If Unilever taught him scale, private equity sharpened his edge. As an operating partner at Clayton Dubilier & Rice (CD&R), he has chaired portfolio companies and led the firm’s Sustainability Council, arguing that climate and operational excellence are not moral add-ons but sources of value. Announcing a climate leadership programme in 2025, he observed: “Many of our companies are already creating value… This program is designed to help upskill our colleagues… in identifying and driving changes to create and protect value.”
The public sector, too, has claimed his time. Reappointed in 2024 as chair of UK Government Investments, the Treasury’s centre of expertise in corporate governance and finance, Banga operates at the fault line between politics and markets. It is a role requiring discretion, steel and the capacity to advise ministers while reassuring investors – qualities that have made him a trusted presence across Whitehall and the City.

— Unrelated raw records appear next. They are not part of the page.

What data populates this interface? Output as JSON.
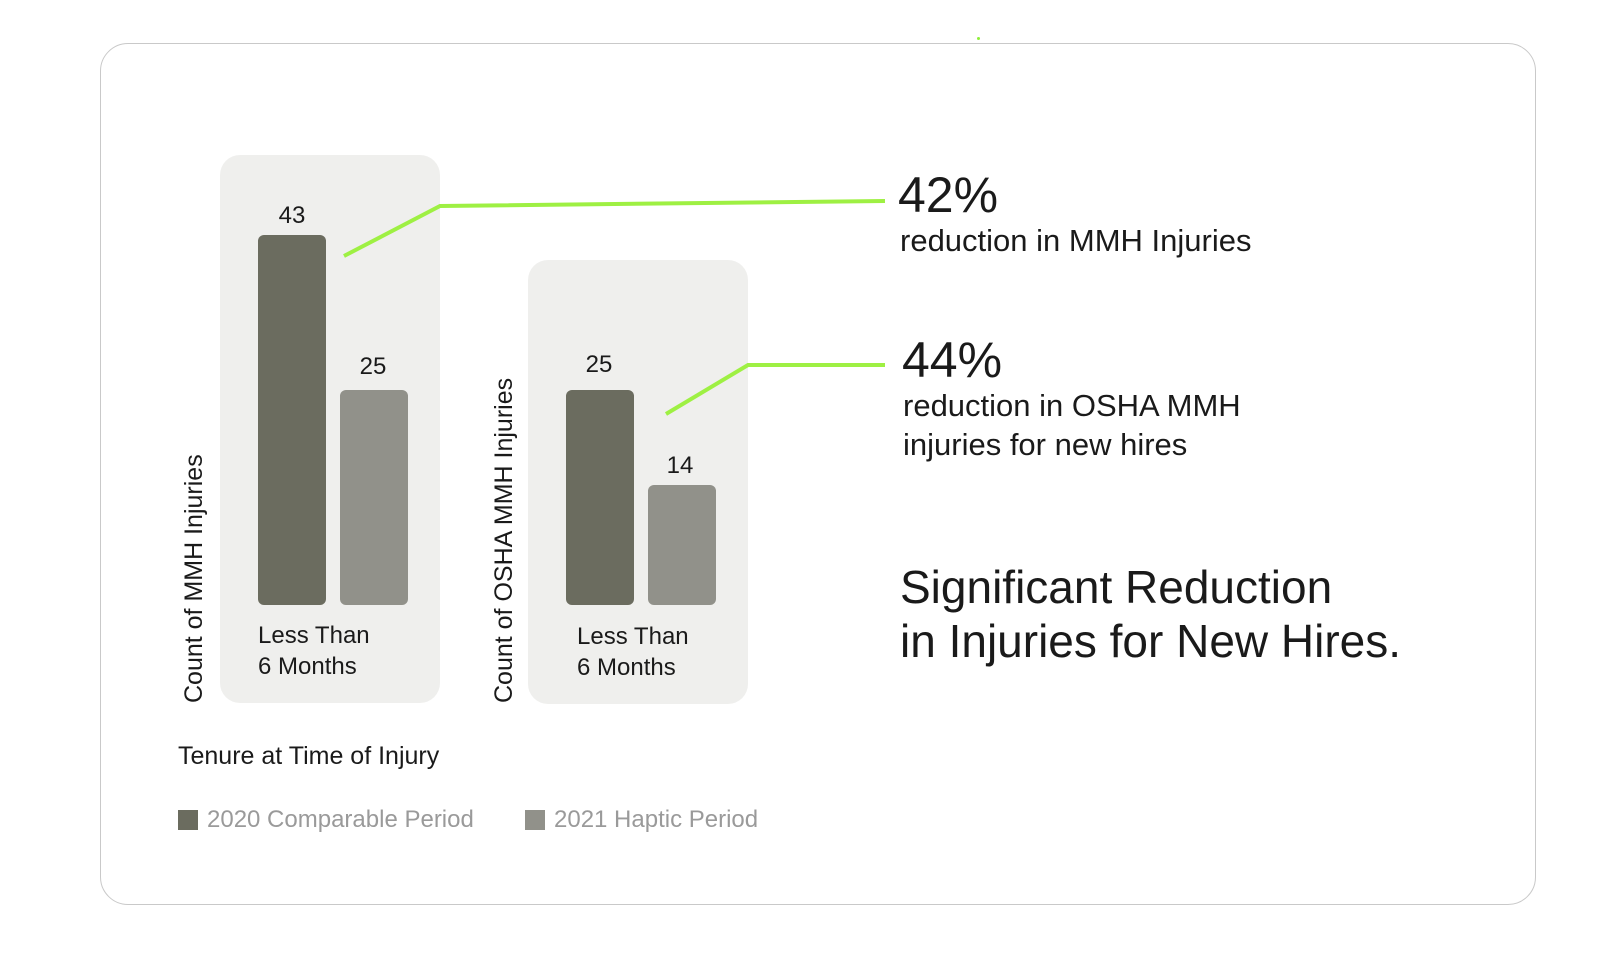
{
  "chart_data": [
    {
      "type": "bar",
      "ylabel": "Count of MMH Injuries",
      "categories": [
        "Less Than 6 Months"
      ],
      "series": [
        {
          "name": "2020 Comparable Period",
          "values": [
            43
          ]
        },
        {
          "name": "2021 Haptic Period",
          "values": [
            25
          ]
        }
      ],
      "category_label": {
        "line1": "Less Than",
        "line2": "6 Months"
      },
      "value_labels": [
        "43",
        "25"
      ]
    },
    {
      "type": "bar",
      "ylabel": "Count of  OSHA MMH Injuries",
      "categories": [
        "Less Than 6 Months"
      ],
      "series": [
        {
          "name": "2020 Comparable Period",
          "values": [
            25
          ]
        },
        {
          "name": "2021 Haptic Period",
          "values": [
            14
          ]
        }
      ],
      "category_label": {
        "line1": "Less Than",
        "line2": "6 Months"
      },
      "value_labels": [
        "25",
        "14"
      ]
    }
  ],
  "xlabel": "Tenure at Time of Injury",
  "legend": [
    {
      "label": "2020 Comparable Period",
      "color": "#6b6c5f"
    },
    {
      "label": "2021 Haptic Period",
      "color": "#91918a"
    }
  ],
  "callouts": [
    {
      "value": "42%",
      "line1": "reduction in MMH Injuries",
      "line2": ""
    },
    {
      "value": "44%",
      "line1": "reduction in OSHA MMH",
      "line2": "injuries for new hires"
    }
  ],
  "headline": {
    "line1": "Significant Reduction",
    "line2": "in Injuries for New Hires."
  },
  "colors": {
    "accent": "#9ef043",
    "bar2020": "#6b6c5f",
    "bar2021": "#91918a",
    "panel": "#efefed"
  }
}
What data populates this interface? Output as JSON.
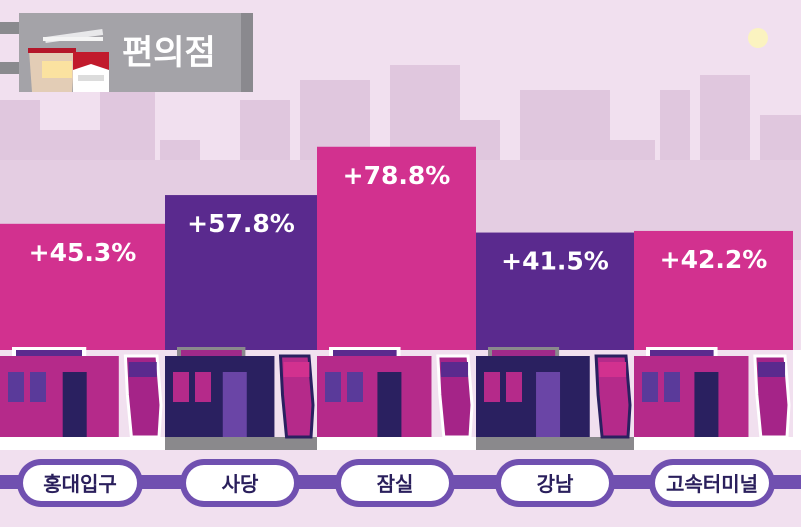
{
  "title": "편의점",
  "colors": {
    "pink": "#d2318f",
    "purple": "#5a2a8e",
    "background": "#f1e0ef",
    "line": "#7050b0",
    "skyline": "#dfc4dc"
  },
  "chart_data": {
    "type": "bar",
    "categories": [
      "홍대입구",
      "사당",
      "잠실",
      "강남",
      "고속터미널"
    ],
    "values": [
      45.3,
      57.8,
      78.8,
      41.5,
      42.2
    ],
    "data_labels": [
      "+45.3%",
      "+57.8%",
      "+78.8%",
      "+41.5%",
      "+42.2%"
    ],
    "unit": "%",
    "grid": false
  }
}
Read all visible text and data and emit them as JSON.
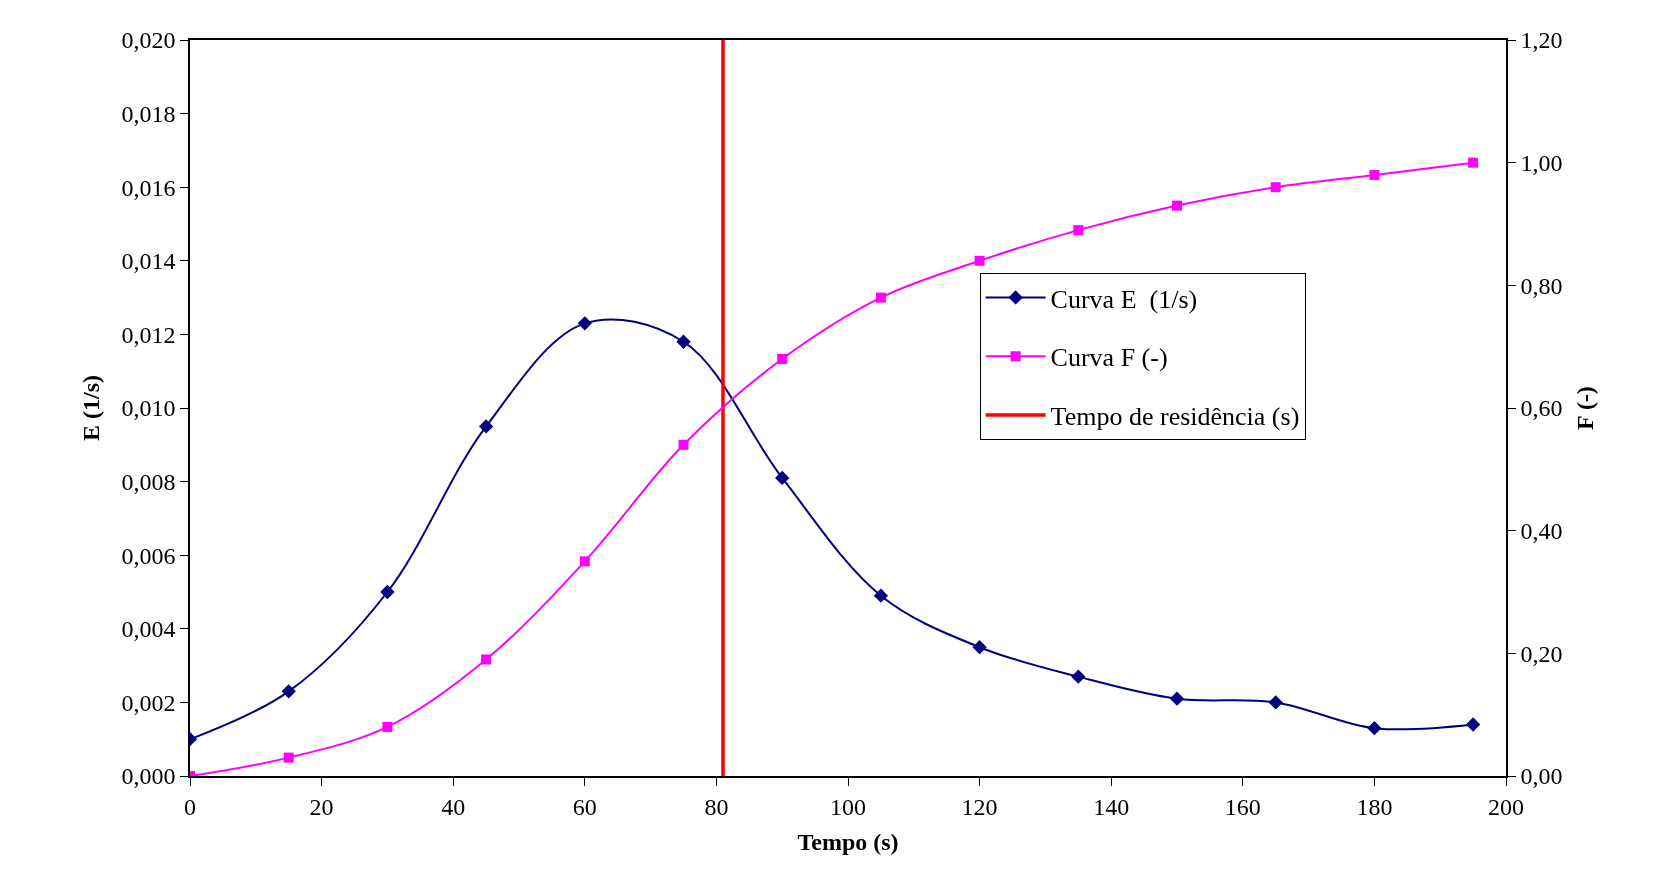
{
  "chart_data": {
    "type": "line",
    "xlabel": "Tempo (s)",
    "ylabel": "E (1/s)",
    "y2label": "F (-)",
    "x": [
      0,
      15,
      30,
      45,
      60,
      75,
      90,
      105,
      120,
      135,
      150,
      165,
      180,
      195
    ],
    "series": [
      {
        "name": "Curva E  (1/s)",
        "color": "#000080",
        "marker": "diamond",
        "values": [
          0.001,
          0.0023,
          0.005,
          0.0095,
          0.0123,
          0.0118,
          0.0081,
          0.0049,
          0.0035,
          0.0027,
          0.0021,
          0.002,
          0.0013,
          0.0014
        ]
      },
      {
        "name": "Curva F (-)",
        "color": "#ff00ff",
        "marker": "square",
        "axis": "y2",
        "values": [
          0,
          0.03,
          0.08,
          0.19,
          0.35,
          0.54,
          0.68,
          0.78,
          0.84,
          0.89,
          0.93,
          0.96,
          0.98,
          1.0
        ]
      },
      {
        "name": "Tempo de residência (s)",
        "color": "#ff0000",
        "marker": "none",
        "x": [
          81,
          81
        ],
        "values": [
          0,
          0.02
        ]
      }
    ],
    "xlim": [
      0,
      200
    ],
    "xticks": [
      0,
      20,
      40,
      60,
      80,
      100,
      120,
      140,
      160,
      180,
      200
    ],
    "ylim": [
      0,
      0.02
    ],
    "yticks": [
      {
        "value": 0,
        "label": "0,000"
      },
      {
        "value": 0.002,
        "label": "0,002"
      },
      {
        "value": 0.004,
        "label": "0,004"
      },
      {
        "value": 0.006,
        "label": "0,006"
      },
      {
        "value": 0.008,
        "label": "0,008"
      },
      {
        "value": 0.01,
        "label": "0,010"
      },
      {
        "value": 0.012,
        "label": "0,012"
      },
      {
        "value": 0.014,
        "label": "0,014"
      },
      {
        "value": 0.016,
        "label": "0,016"
      },
      {
        "value": 0.018,
        "label": "0,018"
      },
      {
        "value": 0.02,
        "label": "0,020"
      }
    ],
    "y2lim": [
      0,
      1.2
    ],
    "y2ticks": [
      {
        "value": 0,
        "label": "0,00"
      },
      {
        "value": 0.2,
        "label": "0,20"
      },
      {
        "value": 0.4,
        "label": "0,40"
      },
      {
        "value": 0.6,
        "label": "0,60"
      },
      {
        "value": 0.8,
        "label": "0,80"
      },
      {
        "value": 1.0,
        "label": "1,00"
      },
      {
        "value": 1.2,
        "label": "1,20"
      }
    ],
    "legend": "right",
    "line_style": "solid"
  }
}
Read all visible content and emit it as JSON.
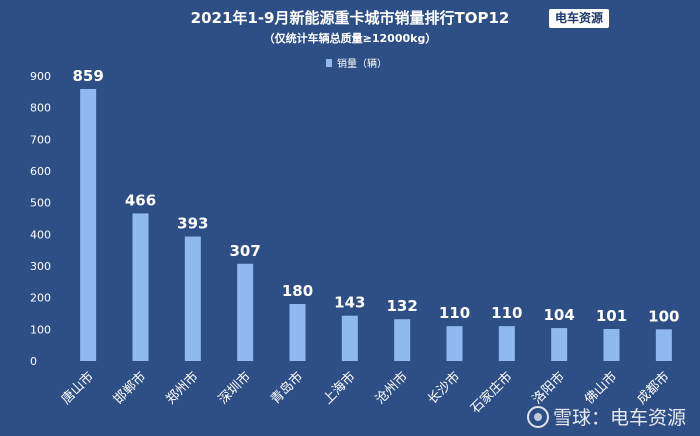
{
  "chart_data": {
    "type": "bar",
    "title": "2021年1-9月新能源重卡城市销量排行TOP12",
    "subtitle": "（仅统计车辆总质量≥12000kg）",
    "legend": {
      "label": "销量（辆）",
      "placement": "top-center"
    },
    "categories": [
      "唐山市",
      "邯郸市",
      "郑州市",
      "深圳市",
      "青岛市",
      "上海市",
      "沧州市",
      "长沙市",
      "石家庄市",
      "洛阳市",
      "佛山市",
      "成都市"
    ],
    "values": [
      859,
      466,
      393,
      307,
      180,
      143,
      132,
      110,
      110,
      104,
      101,
      100
    ],
    "ylim": [
      0,
      900
    ],
    "yticks": [
      0,
      100,
      200,
      300,
      400,
      500,
      600,
      700,
      800,
      900
    ],
    "xlabel": "",
    "ylabel": "",
    "grid": false,
    "data_labels": true
  },
  "badge": {
    "text": "电车资源"
  },
  "watermark": {
    "icon": "snowball-icon",
    "text": "雪球：电车资源"
  },
  "colors": {
    "background": "#2e4f86",
    "bar": "#8fb9ef",
    "text": "#ffffff"
  }
}
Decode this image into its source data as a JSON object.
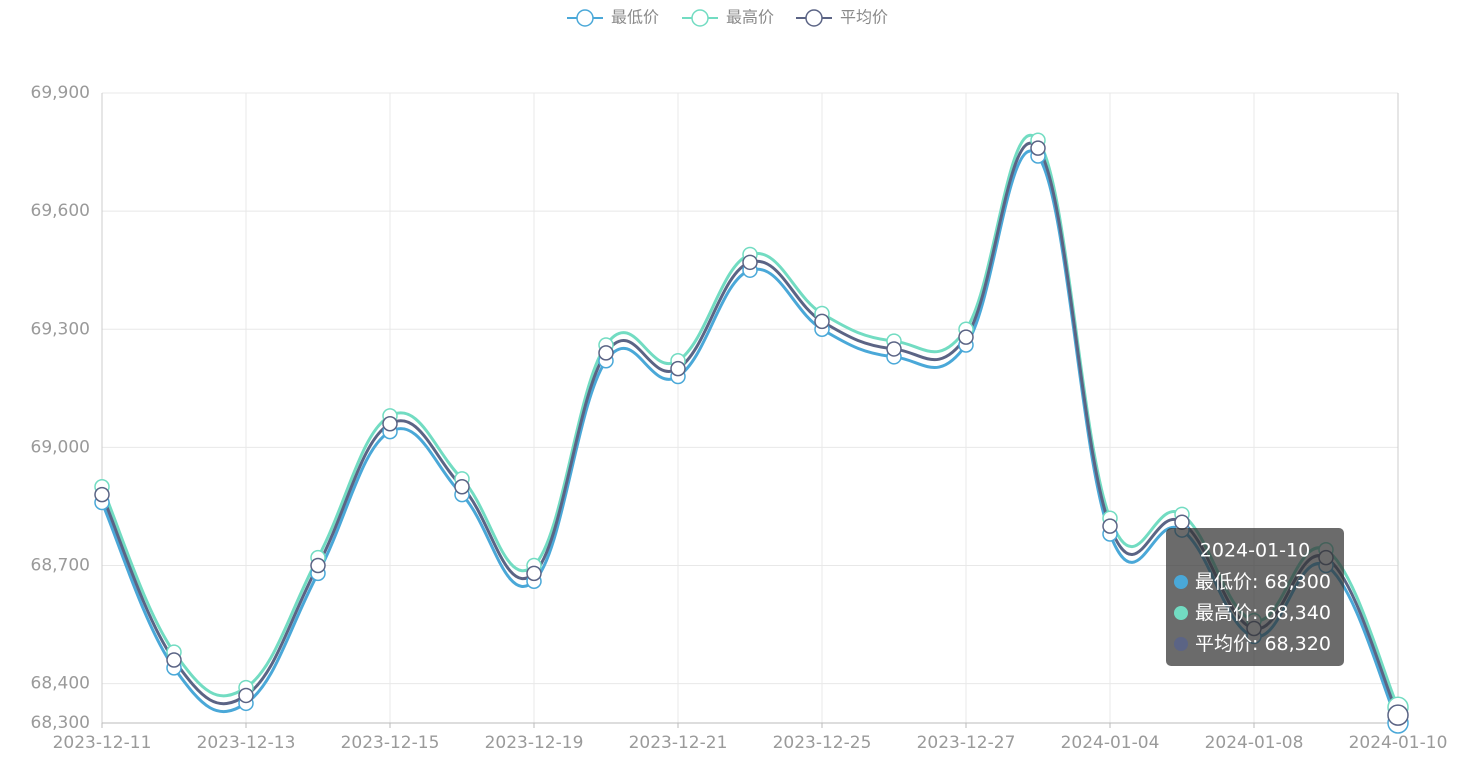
{
  "chart_data": {
    "type": "line",
    "categories": [
      "2023-12-11",
      null,
      "2023-12-13",
      null,
      "2023-12-15",
      null,
      "2023-12-19",
      null,
      "2023-12-21",
      null,
      "2023-12-25",
      null,
      "2023-12-27",
      null,
      "2024-01-04",
      null,
      "2024-01-08",
      null,
      "2024-01-10"
    ],
    "series": [
      {
        "name": "最低价",
        "color": "#4aa8d8",
        "values": [
          68860,
          68440,
          68350,
          68680,
          69040,
          68880,
          68660,
          69220,
          69180,
          69450,
          69300,
          69230,
          69260,
          69740,
          68780,
          68790,
          68520,
          68700,
          68300
        ]
      },
      {
        "name": "最高价",
        "color": "#72dcc2",
        "values": [
          68900,
          68480,
          68390,
          68720,
          69080,
          68920,
          68700,
          69260,
          69220,
          69490,
          69340,
          69270,
          69300,
          69780,
          68820,
          68830,
          68560,
          68740,
          68340
        ]
      },
      {
        "name": "平均价",
        "color": "#5b6485",
        "values": [
          68880,
          68460,
          68370,
          68700,
          69060,
          68900,
          68680,
          69240,
          69200,
          69470,
          69320,
          69250,
          69280,
          69760,
          68800,
          68810,
          68540,
          68720,
          68320
        ]
      }
    ],
    "ylim": [
      68300,
      69900
    ],
    "yticks": [
      {
        "value": 68300,
        "label": "68,300"
      },
      {
        "value": 68400,
        "label": "68,400"
      },
      {
        "value": 68700,
        "label": "68,700"
      },
      {
        "value": 69000,
        "label": "69,000"
      },
      {
        "value": 69300,
        "label": "69,300"
      },
      {
        "value": 69600,
        "label": "69,600"
      },
      {
        "value": 69900,
        "label": "69,900"
      }
    ],
    "grid": true,
    "smooth": true,
    "legend": "top",
    "tooltip": {
      "index": 18,
      "separator": ": ",
      "value_labels": [
        "68,300",
        "68,340",
        "68,320"
      ]
    }
  }
}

Yet power, in Banga’s case, is not confined to balance sheets. As chair of council at Imperial College London, he has helped steer one of Britain’s great scientific institutions at a moment of global ambition – including the launch last year of Imperial’s new hub in Bengaluru, deepening research partnerships in India in areas from climate to antimicrobial resistance.
The initiative carries a quiet symmetry. An IIT Delhi gold medallist in mechanical engineering and an MBA gold medallist from IIM Ahmedabad, Banga embodies the bridge between British institutional heft and Indian intellectual capital.
Through his philanthropic work supporting cancer research and the arts, he has invested in institutions that outlast quarterly cycles – reinforcing a belief that leadership, at its best, is stewardship.